Here are 3 factors that could trigger a breakout in the GBPUSD:
On Thursday 1st February, the Bank of England (BoE) will meet for the first time this year to decide on interest rates. This will be accompanied by the minutes of the meeting, the quarterly Monetary Policy Report (MPR), and MPC press conference.
Markets widely expect the BoE to leave interest rates unchanged at 5.25% for a fourth straight meeting. Although there has been evidence of disinflation, hawks remain in the building with the central bank not expected to kick off its easing cycle until Summer.
Traders are currently pricing in a 60% probability of a 25-basis point cut by May 2024, with a cut by June 2024 fully priced in.
Over the United States, the Federal Reserve meeting and US jobs data could rock the dollar.
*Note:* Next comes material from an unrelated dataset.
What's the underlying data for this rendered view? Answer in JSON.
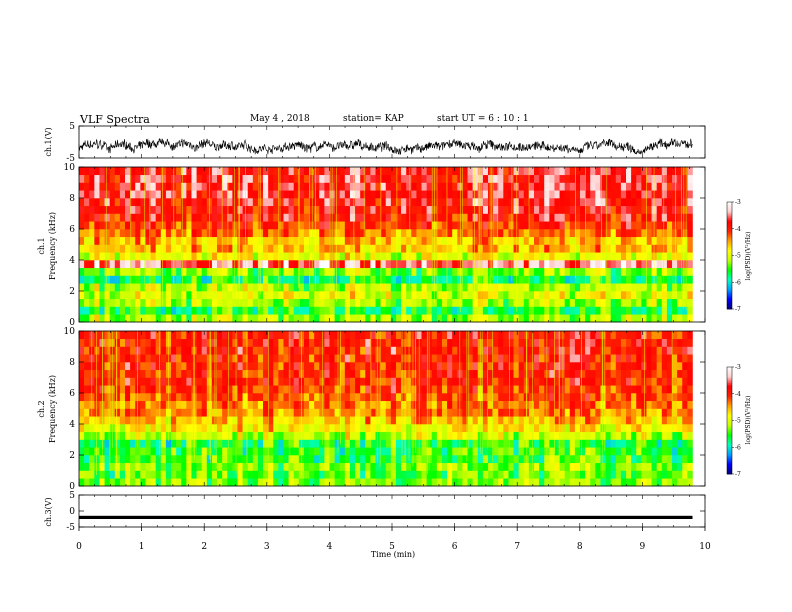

The Fed is expected to leave interest rates unchanged this week but the odd of a March rate cut has now moved to roughly 50% according to Fed Fund futures. Regarding the NFP report, the US economy is expected to have created 180,000 jobs in December compared to 216,000 in the previous month. Ultimately, this combo of heavy-hitting events could translate to increased volatility for the USD – influencing the GBPUSD as a result.
The GBPUSD has entered standby mode with prices bound within a symmetrical triangle pattern.
Bulls and bears remain entangled in a fierce battle despite prices trading above the 50, 100, and 200-day SMA. Major resistance can be found at 1.2800 and support at 1.2600.